Кроме того, в вооруженный конфликт оппозиции с правительством втянулись наиболее радикально настроенные силы, которых умеренная программа
народовластия, предложенная Политцентром, не удовлетворяла. Это способствовало политическому кризису; тем более что коммунисты, ратовавшие исключительно
за утверждение диктатуры пролетариата, накопили за время боев в Иркутске оружие, создали рабочие дружины и получили таким образом реальную возможность
влиять на Политцентр. Поскольку переворот усилил деморализацию армейских кругов, формируемая умеренными социалистами государственность лишалась надежной
военной опоры.
Наконец, нелегитимная смена власти усугубила социальную анархию в регионе, в результате чего Политцентр так и не смог взять под контроль развитие
общественно-политической ситуации в Восточной Сибири в начале 1920 года. Таким образом, Политический центр стал заложником собственных
идейно-политических установок.
От редакции: Редакция «Скепсиса» оставляет самому читателю судить об обснованности последних выводов автора статьи, например, насколько в условиях Гражданской войны была возможна «умеренная программа народовластия» (и, кстати, что это такое вообще), какую «государственность» могли сформировать правые социалисты в Сибири и можно ли было ненасильственным путём выбраться из того тупика, в который завела политика Колчака.
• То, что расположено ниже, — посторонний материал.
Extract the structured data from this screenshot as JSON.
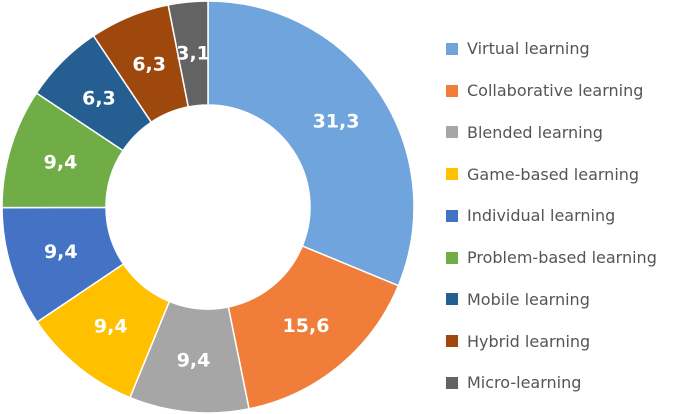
{
  "chart_data": {
    "type": "pie",
    "donut": true,
    "legend_position": "right",
    "categories": [
      "Virtual learning",
      "Collaborative learning",
      "Blended learning",
      "Game-based learning",
      "Individual learning",
      "Problem-based learning",
      "Mobile learning",
      "Hybrid learning",
      "Micro-learning"
    ],
    "values": [
      31.3,
      15.6,
      9.4,
      9.4,
      9.4,
      9.4,
      6.3,
      6.3,
      3.1
    ],
    "data_labels": [
      "31,3",
      "15,6",
      "9,4",
      "9,4",
      "9,4",
      "9,4",
      "6,3",
      "6,3",
      "3,1"
    ],
    "colors": [
      "#6fa5dc",
      "#f07e3a",
      "#a6a6a6",
      "#ffc000",
      "#4472c4",
      "#70ad47",
      "#255e91",
      "#9e480e",
      "#636363"
    ]
  }
}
Факты и источники, приводимые в статье, неопровержимо свидетельствуют, что, по сути, никакого выбора у умеренных социалистов к этому моменту не было. С нашей точки зрения, эта статья вне зависимости от очевидных политических пристрастий автора, является блестящим подтверждением факта невозможности существования «третьего лагеря» в условиях Гражданской войны.